Fitch affirms South Africa's long-term foreign and local currency ratings, outlook remains stable

Fitch Ratings today announced that it has affirmed the country’s long term foreign and local currency Issuer Default Ratings (IDRs) at ‘BBB’ and ‘BBB+’ respectively. Fitch has also affirmed South Africa’s outlook at stable.

Among positive factors influencing Fitch’s ratings affirmation were a strong banking system and deep local capital markets. The ratings agency said that government debt was largely denominated in local currency and has a high average maturity and this limited exchange rate and financing risk.

Fitch also indicated that weak economic growth and a widening current account deficit were downside drivers preventing the economy from achieving a more positive rating. The National Treasury considers Fitch's decision fair in view of the global economic climate and the South African government's commitment to its counter cyclical fiscal policy stance.
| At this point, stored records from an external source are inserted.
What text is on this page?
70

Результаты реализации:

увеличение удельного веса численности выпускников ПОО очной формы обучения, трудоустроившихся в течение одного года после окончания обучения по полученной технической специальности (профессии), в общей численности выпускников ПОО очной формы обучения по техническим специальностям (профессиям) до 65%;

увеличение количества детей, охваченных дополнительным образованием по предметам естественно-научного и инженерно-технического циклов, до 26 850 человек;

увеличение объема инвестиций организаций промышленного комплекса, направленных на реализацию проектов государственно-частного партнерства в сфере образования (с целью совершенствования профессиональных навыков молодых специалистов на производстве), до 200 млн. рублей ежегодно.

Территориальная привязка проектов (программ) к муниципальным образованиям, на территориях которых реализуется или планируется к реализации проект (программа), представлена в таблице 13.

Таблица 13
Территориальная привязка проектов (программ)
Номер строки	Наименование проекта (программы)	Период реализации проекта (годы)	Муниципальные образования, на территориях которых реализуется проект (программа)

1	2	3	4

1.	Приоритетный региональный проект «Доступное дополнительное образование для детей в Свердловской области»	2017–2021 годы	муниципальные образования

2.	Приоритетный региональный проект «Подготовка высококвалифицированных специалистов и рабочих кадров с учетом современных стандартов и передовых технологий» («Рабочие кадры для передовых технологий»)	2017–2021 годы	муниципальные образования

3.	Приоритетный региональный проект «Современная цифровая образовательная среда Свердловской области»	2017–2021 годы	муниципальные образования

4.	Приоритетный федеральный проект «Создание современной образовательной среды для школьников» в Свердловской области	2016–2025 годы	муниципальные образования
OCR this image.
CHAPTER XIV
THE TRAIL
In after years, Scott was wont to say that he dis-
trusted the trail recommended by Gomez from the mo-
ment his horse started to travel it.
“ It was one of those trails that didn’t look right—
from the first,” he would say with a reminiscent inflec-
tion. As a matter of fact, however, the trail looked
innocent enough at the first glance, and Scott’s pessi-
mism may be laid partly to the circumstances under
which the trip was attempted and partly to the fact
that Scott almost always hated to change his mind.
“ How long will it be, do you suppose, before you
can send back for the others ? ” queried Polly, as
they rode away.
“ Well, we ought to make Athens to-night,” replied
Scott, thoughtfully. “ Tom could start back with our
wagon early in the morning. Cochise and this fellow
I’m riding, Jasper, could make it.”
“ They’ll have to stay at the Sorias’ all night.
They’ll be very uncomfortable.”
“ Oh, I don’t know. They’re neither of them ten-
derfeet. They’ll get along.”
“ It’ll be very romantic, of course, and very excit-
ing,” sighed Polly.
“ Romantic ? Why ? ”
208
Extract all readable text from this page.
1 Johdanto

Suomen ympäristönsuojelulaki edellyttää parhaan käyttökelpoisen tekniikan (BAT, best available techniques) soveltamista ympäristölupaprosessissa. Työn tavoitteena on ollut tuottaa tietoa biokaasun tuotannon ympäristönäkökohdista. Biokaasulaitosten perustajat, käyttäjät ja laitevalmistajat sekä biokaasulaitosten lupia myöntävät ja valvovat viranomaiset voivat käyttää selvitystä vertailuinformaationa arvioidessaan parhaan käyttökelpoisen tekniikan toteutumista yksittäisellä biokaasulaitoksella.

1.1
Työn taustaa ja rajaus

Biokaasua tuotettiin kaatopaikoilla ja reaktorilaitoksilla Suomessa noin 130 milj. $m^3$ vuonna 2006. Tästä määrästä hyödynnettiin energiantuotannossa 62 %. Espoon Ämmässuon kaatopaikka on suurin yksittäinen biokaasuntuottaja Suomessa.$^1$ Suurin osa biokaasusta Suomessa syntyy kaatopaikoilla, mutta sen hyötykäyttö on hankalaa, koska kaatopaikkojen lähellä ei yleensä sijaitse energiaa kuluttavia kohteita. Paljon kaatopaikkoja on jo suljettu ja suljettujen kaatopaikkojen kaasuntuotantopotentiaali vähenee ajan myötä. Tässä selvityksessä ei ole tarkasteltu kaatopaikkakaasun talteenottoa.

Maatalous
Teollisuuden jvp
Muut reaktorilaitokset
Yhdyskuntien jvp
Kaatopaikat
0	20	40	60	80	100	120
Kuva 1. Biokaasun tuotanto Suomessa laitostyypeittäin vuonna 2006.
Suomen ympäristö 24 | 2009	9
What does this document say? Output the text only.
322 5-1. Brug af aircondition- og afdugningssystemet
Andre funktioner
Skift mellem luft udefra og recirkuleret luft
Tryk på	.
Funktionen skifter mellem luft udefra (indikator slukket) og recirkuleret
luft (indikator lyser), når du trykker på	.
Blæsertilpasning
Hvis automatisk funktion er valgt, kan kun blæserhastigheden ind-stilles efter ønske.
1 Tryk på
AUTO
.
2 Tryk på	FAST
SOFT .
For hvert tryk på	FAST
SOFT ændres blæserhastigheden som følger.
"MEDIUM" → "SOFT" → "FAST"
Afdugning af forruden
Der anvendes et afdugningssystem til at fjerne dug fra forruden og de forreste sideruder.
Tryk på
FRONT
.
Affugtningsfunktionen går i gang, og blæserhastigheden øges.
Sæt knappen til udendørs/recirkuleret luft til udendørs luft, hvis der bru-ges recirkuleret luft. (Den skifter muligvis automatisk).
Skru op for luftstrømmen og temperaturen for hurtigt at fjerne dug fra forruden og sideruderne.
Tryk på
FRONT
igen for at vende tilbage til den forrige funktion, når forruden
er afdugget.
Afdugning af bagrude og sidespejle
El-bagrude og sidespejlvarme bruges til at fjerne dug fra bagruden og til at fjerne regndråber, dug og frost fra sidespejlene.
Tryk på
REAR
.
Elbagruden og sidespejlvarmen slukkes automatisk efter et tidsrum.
As set out in the 2013 Medium Term Budget Policy Statement, government’s fiscal framework is aimed at reprioritising expenditure and revenue, while providing support to the economy and strengthening infrastructure investment for sustainable long-term growth across all critical sectors of the economy.

The South African government is committed to consistently making efforts to address the concerns identified in Fitch’s rating review which is aimed at improving investor confidence.